In retrospect, I should have left after the first night but peer pressure, free food, and an excuse to not exercise kept me through until the end. Thank god these weren’t the messages I came home to (shout out mom and dad!) but the culture made me overthink my own relationships and fear the compromises that might accompany any long-term commitment.

I’d also be kidding myself if I didn’t mention the implications of having sex in the south. All the people I knew and institutions I learned from warned against premarital sex, so I was acutely aware of how losing my virginity would be perceived…especially having learned lessons like the chewing gum analogy. The Catholic school I attended in elementary and middle school somehow forgot to teach my class sex ed and when I finally went to public school we were taught an abstinence only curriculum. The absence of a Planned Parenthood was just the cherry on top of the entire experience. What would it take to get an abortion without a parent’s consent or notice as a 17 year old — the age I left for college? Arkansas and all the surrounding states require the consent of at least one parent and, unfortunately, the tide doesn’t seem to be changing quickly enough for my home state. As of July 30th, four extreme anti-abortion provisions went into effect. While the ACLU and Planned Parenthood are suing Arkansas for these regulations, it doesn’t mean that the prior restrictions weren’t also prohibitive (they include 48 hour waiting periods and limited providers).

Image via FiveThirtyEight

No matter how far west I move, the fears from my childhood stick. Only in the past few years have I started to unlearn my assumption that fully committing to someone means losing a part of myself. And I’ve recently had to think about my relationship with commitment more than ever before. It started because I have a few close friends getting married soon, but continued for another, much scarier reason. I got in a relationship that doesn’t have a set expiration date with which I can shield myself.

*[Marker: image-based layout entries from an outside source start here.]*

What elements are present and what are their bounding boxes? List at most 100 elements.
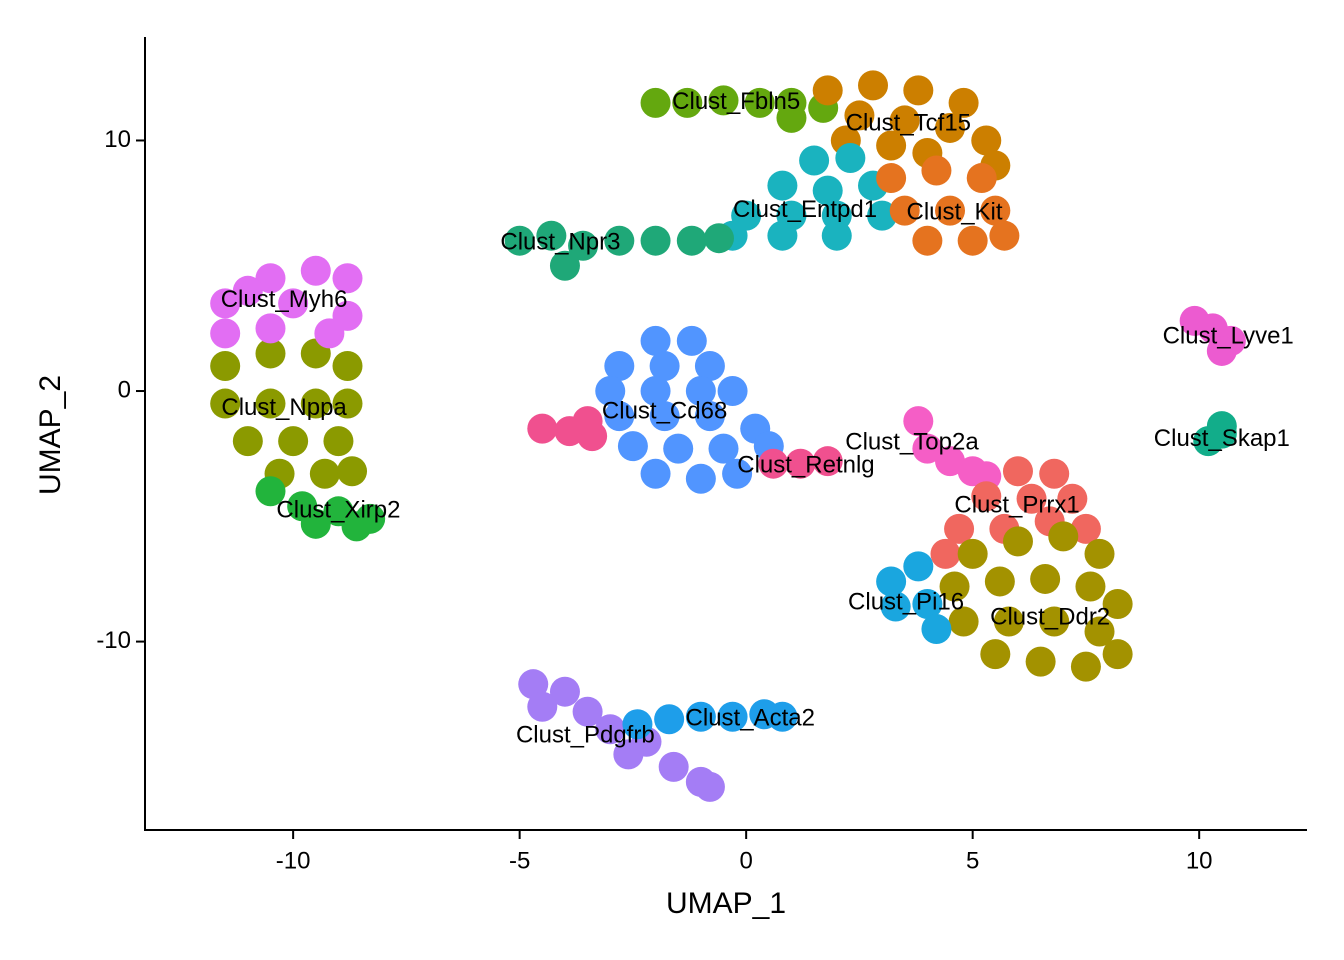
- point: [717, 376, 748, 407]
- point: [903, 406, 934, 437]
- point: [876, 566, 907, 597]
- point: [323, 426, 354, 457]
- point: [708, 85, 739, 116]
- point: [613, 739, 644, 770]
- point: [935, 112, 966, 143]
- point: [676, 325, 707, 356]
- point: [930, 538, 961, 569]
- point: [767, 701, 798, 732]
- point: [1057, 483, 1088, 514]
- point: [604, 401, 635, 432]
- point: [767, 220, 798, 251]
- point: [844, 100, 875, 131]
- point: [255, 476, 286, 507]
- point: [568, 230, 599, 261]
- point: [622, 709, 653, 740]
- point: [309, 458, 340, 489]
- point: [255, 313, 286, 344]
- point: [993, 606, 1024, 637]
- point: [722, 458, 753, 489]
- point: [1084, 538, 1115, 569]
- cluster-label: Clust_Xirp2: [276, 497, 400, 524]
- cluster-label: Clust_Retnlg: [737, 452, 874, 479]
- point: [210, 288, 241, 319]
- point: [785, 448, 816, 479]
- point: [957, 225, 988, 256]
- x-tick-label: -5: [509, 847, 530, 874]
- point: [278, 288, 309, 319]
- point: [767, 170, 798, 201]
- point: [663, 433, 694, 464]
- point: [1039, 606, 1070, 637]
- point: [527, 691, 558, 722]
- point: [944, 513, 975, 544]
- point: [921, 155, 952, 186]
- point: [640, 87, 671, 118]
- point: [595, 376, 626, 407]
- point: [549, 676, 580, 707]
- point: [536, 220, 567, 251]
- point: [971, 481, 1002, 512]
- y-tick-label: 10: [104, 126, 131, 153]
- point: [604, 350, 635, 381]
- point: [858, 70, 889, 101]
- point: [676, 225, 707, 256]
- point: [337, 456, 368, 487]
- point: [255, 263, 286, 294]
- point: [640, 376, 671, 407]
- point: [314, 318, 345, 349]
- point: [1016, 483, 1047, 514]
- point: [210, 350, 241, 381]
- point: [649, 350, 680, 381]
- point: [672, 87, 703, 118]
- y-tick-label: 0: [118, 376, 131, 403]
- point: [232, 426, 263, 457]
- cluster-label: Clust_Nppa: [221, 394, 347, 421]
- point: [300, 388, 331, 419]
- point: [989, 220, 1020, 251]
- point: [640, 458, 671, 489]
- cluster-label: Clust_Cd68: [602, 398, 727, 425]
- point: [1206, 335, 1237, 366]
- y-axis-label: UMAP_2: [34, 375, 67, 495]
- x-tick-label: 0: [739, 847, 752, 874]
- point: [1075, 571, 1106, 602]
- point: [799, 145, 830, 176]
- plot-area: [210, 70, 1246, 802]
- point: [1025, 646, 1056, 677]
- cluster-label: Clust_Myh6: [221, 286, 348, 313]
- point: [889, 105, 920, 136]
- point: [948, 606, 979, 637]
- point: [694, 771, 725, 802]
- point: [255, 338, 286, 369]
- point: [640, 225, 671, 256]
- point: [812, 75, 843, 106]
- cluster-label: Clust_Kit: [907, 198, 1003, 225]
- point: [744, 87, 775, 118]
- point: [957, 538, 988, 569]
- point: [549, 250, 580, 281]
- point: [255, 388, 286, 419]
- x-tick-label: 10: [1186, 847, 1213, 874]
- point: [1206, 411, 1237, 442]
- point: [835, 143, 866, 174]
- point: [821, 220, 852, 251]
- point: [300, 255, 331, 286]
- point: [776, 102, 807, 133]
- point: [694, 401, 725, 432]
- point: [939, 571, 970, 602]
- cluster-label: Clust_Fbln5: [672, 88, 800, 115]
- point: [903, 75, 934, 106]
- cluster-label: Clust_Lyve1: [1163, 322, 1294, 349]
- point: [649, 401, 680, 432]
- x-tick-label: -10: [276, 847, 311, 874]
- point: [332, 388, 363, 419]
- point: [332, 350, 363, 381]
- point: [518, 669, 549, 700]
- point: [912, 589, 943, 620]
- point: [1048, 521, 1079, 552]
- cluster-label: Clust_Skap1: [1154, 425, 1290, 452]
- point: [912, 433, 943, 464]
- cluster-labels: Clust_Nppa Clust_Myh6 Clust_Xirp2 Clust_Fbl…: [221, 88, 1294, 748]
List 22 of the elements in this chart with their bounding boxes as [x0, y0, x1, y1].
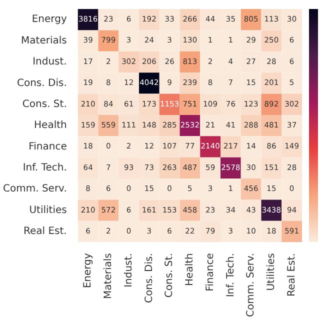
- y-tick-label: Cons. St.: [22, 98, 67, 110]
- x-tick-label: Real Est.: [286, 253, 298, 297]
- x-tick-label: Comm. Serv.: [246, 253, 257, 318]
- x-tick-label: Inf. Tech.: [225, 253, 236, 298]
- y-tick-label: Utilities: [29, 204, 67, 216]
- x-tick-label: Utilities: [266, 253, 278, 291]
- y-tick-label: Materials: [21, 35, 67, 46]
- x-tick-label: Cons. St.: [164, 253, 176, 298]
- x-tick-label: Finance: [204, 253, 216, 292]
- x-tick-label: Cons. Dis.: [144, 253, 155, 304]
- x-tick-label: Energy: [82, 253, 94, 288]
- y-tick-label: Indust.: [32, 56, 67, 68]
- y-tick-label: Real Est.: [23, 226, 67, 238]
- y-tick-label: Health: [34, 120, 67, 132]
- y-tick-label: Energy: [32, 14, 67, 26]
- y-tick-label: Inf. Tech.: [22, 162, 67, 174]
- y-tick-label: Comm. Serv.: [2, 184, 67, 195]
- x-tick-label: Health: [184, 253, 196, 286]
- y-tick-label: Cons. Dis.: [16, 78, 67, 89]
- x-tick-label: Materials: [103, 253, 114, 299]
- x-tick-label: Indust.: [123, 253, 134, 288]
- y-tick-label: Finance: [28, 141, 67, 152]
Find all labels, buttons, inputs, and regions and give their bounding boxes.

I mentioned earlier that I have never posted a “couple picture.” Of course there are a handful of photos of me and my exes online, but I’ve never felt the need to name them as a partner in my life because I haven’t felt that they were. But when you look at my boyfriend’s social media, it’s a graveyard of past girlfriends. Looking at each of the pictures, I can’t help but wonder what message he wanted to send about his relationships and his own happiness in them. At my weakest, I think about what he might have been like with other people. Were those relationships better or worse than ours? Because we haven’t taken our own relationship into the tricky social media space, I also envy his exes for not having to wonder the same about me.

Thanks, Google, for showing me how it’s done.

While I didn’t fall victim to the sexual “purity” culture that’s pervasive in the south, I have definitely internalized the predominant narrative that there is one person for me to be with for the rest of my life. And for some twisted reason, this has manifested itself in my approach to social media. For me, posting couple pictures — i.e. publicizing my relationship to the world — feels even more risky than introducing my boyfriends to my parents (although that’s in part because my parents have MULTIPLE TIMES had to listen to me say that a boyfriend was “definitely not forever”). Now that I’m changing how I think about commitment, going public with my relationships feels a bit like setting myself up for failure. If something doesn’t work out, it isn’t because I don’t care. It’s because I tried and that just wasn’t enough. Watching a real relationship fail is admitting I could be “wrong” about something so important — either that I wasn’t the right person for someone or that I chose someone who wasn’t the right person for me. In reality, making (and sometimes breaking) commitments means you are trying, not failing, but somehow my mind settled on the latter and it’s taking a long time to change course.

I’m not really sure where to go from here, but my first step might just be to post the damn couples picture.